On Sunday, the city’s airport authority said passenger volume dropped 12.4% in August from a year ago, mainly due to significant declines in traffic to and from mainland China, Southeast Asia and Taiwan. Overall tourist arrivals fell 40% last month from a year earlier, the worst decline since May 2003, when Hong Kong was grappling with the deadly SARS virus.
Early Sunday afternoon, tens of thousands of protesters streamed down major streets heading toward Central, with some of them holding big U.S. flags and carrying a banner reading: “President Trump Please Liberate Hong Kong.”
Many in the crowd sang “Glory to Hong Kong,” a new anthem of the protest movement.
Some protesters brought their families despite the fact that the march was declared illegal.
“We hope our children have a future, because now in Hong Kong, we cannot see any hope,” said Charis, 30, who had her 7-month old daughter strapped to her front. “We need to stand here, we need to walk here. We need to tell government, we need five demands, not one less,” she added.
Protesters’ five demands include an inquiry into allegations of police brutality, amnesty for arrested protesters and electoral reforms to allow Hongkongers to vote for their leaders. Only one, the formal withdrawal of the extradition bill that would have allowed people to be sent to China, has been met.
The fact that large numbers turned out for Sunday’s March, including many families and elderly residents, suggest that many in Hong Kong believe that their government’s response so far isn’t sincere, said Mr. Law, a 49-year-old who works at a nonprofit focused on engaging youth and who declined to give his first name.
“What they have done so far is window dressing,” Mr. Law said. “They just want to show the rest of the world that they are doing something. But we Hong Kong people understand that they are not doing what we want.”
Mr. Law, who like many other protesters didn’t wear a mask to veil his face, said he wasn’t worried that he might be identified by the authorities. “There are so many others like me,” he said. “We don’t need the government’s permission to take to the streets.”
A 57-year-old administrator in a property management office who called himself Mr. Pao, giving only his surname, said this was his fourth march—but it was the first he was able to convince his son to join. His son, a 25-year-old recent graduate with an architecture degree from the University of Aberdeen in Scotland, said he had been deterred by scenes of violence on the television but decided he had to speak up.
“We need to stand here for our future,” said the younger Mr. Pao. “The freedom to speak anything we want. The freedom to protest. I think that’s the minimum foundation of everything.”
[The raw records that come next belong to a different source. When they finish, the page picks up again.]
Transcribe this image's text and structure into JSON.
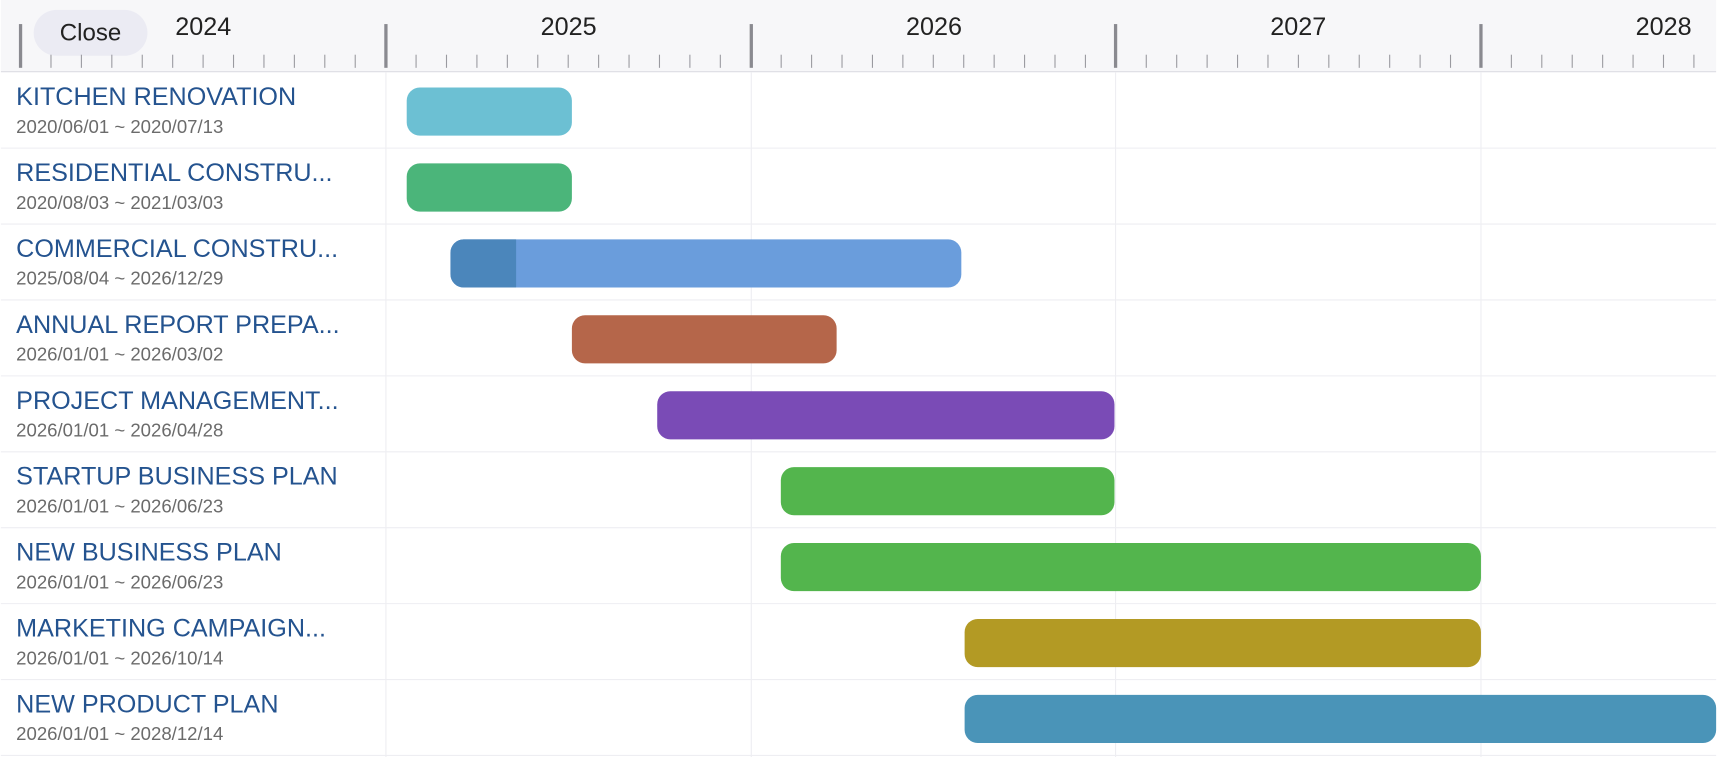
{
  "header": {
    "close_button": "Close",
    "years": [
      "2024",
      "2025",
      "2026",
      "2027",
      "2028"
    ]
  },
  "tasks": [
    {
      "title": "KITCHEN RENOVATION",
      "dates": "2020/06/01 ~ 2020/07/13"
    },
    {
      "title": "RESIDENTIAL CONSTRU...",
      "dates": "2020/08/03 ~ 2021/03/03"
    },
    {
      "title": "COMMERCIAL CONSTRU...",
      "dates": "2025/08/04 ~ 2026/12/29"
    },
    {
      "title": "ANNUAL REPORT PREPA...",
      "dates": "2026/01/01 ~ 2026/03/02"
    },
    {
      "title": "PROJECT MANAGEMENT...",
      "dates": "2026/01/01 ~ 2026/04/28"
    },
    {
      "title": "STARTUP BUSINESS PLAN",
      "dates": "2026/01/01 ~ 2026/06/23"
    },
    {
      "title": "NEW BUSINESS PLAN",
      "dates": "2026/01/01 ~ 2026/06/23"
    },
    {
      "title": "MARKETING CAMPAIGN...",
      "dates": "2026/01/01 ~ 2026/10/14"
    },
    {
      "title": "NEW PRODUCT PLAN",
      "dates": "2026/01/01 ~ 2028/12/14"
    }
  ]
}
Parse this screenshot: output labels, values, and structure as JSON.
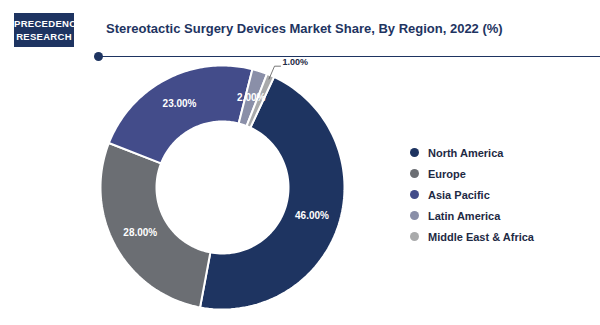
{
  "chart_data": {
    "type": "donut",
    "title": "Stereotactic Surgery Devices Market Share, By Region, 2022 (%)",
    "logo_text": [
      "PRECEDENCE",
      "RESEARCH"
    ],
    "categories": [
      "North America",
      "Europe",
      "Asia Pacific",
      "Latin America",
      "Middle East & Africa"
    ],
    "values": [
      46,
      28,
      23,
      2,
      1
    ],
    "value_labels": [
      "46.00%",
      "28.00%",
      "23.00%",
      "2.00%",
      "1.00%"
    ],
    "colors": [
      "#1e3461",
      "#6b6e73",
      "#434c8a",
      "#8a8fa8",
      "#a9aaab"
    ],
    "data_labels": true,
    "legend": "right"
  }
}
The sentiments echoed those voiced by many who marched chanting, “Liberate Hong Kong,” and expressing concerns in interviews that China’s central government is steadily eroding the city’s freedoms. On one block small, red Chinese flags were scattered on the ground to be trampled. Many protesters carried signs on which the yellow stars of China’s flag had been rearranged to form a swastika.
The elder Mr. Pao, who said he typically attended protests after church, said the erosion of the city’s freedom by Beijing has grown day by day since the handover from British control in 1997. “I think the parents want a better future for our teenagers,” he said.
A retired married couple, who gave only their surname, Lam, said they had protested almost every weekend since the first big march on June 9.
“We are not scared. We don’t even wear a mask today.” Mr. Lam said. “We are backed by so many people here. It’s impossible for the police to arrest all.”
Mrs. Lam, who is in her early 60s, says she’d want to fight the government with her life. “I feel really sorry for the kids,” she said. “I am too old to do anything. That’s why I have no choice but to come out to show my support.”
—Chun Han Wong and Andrew Dowell contributed to this article.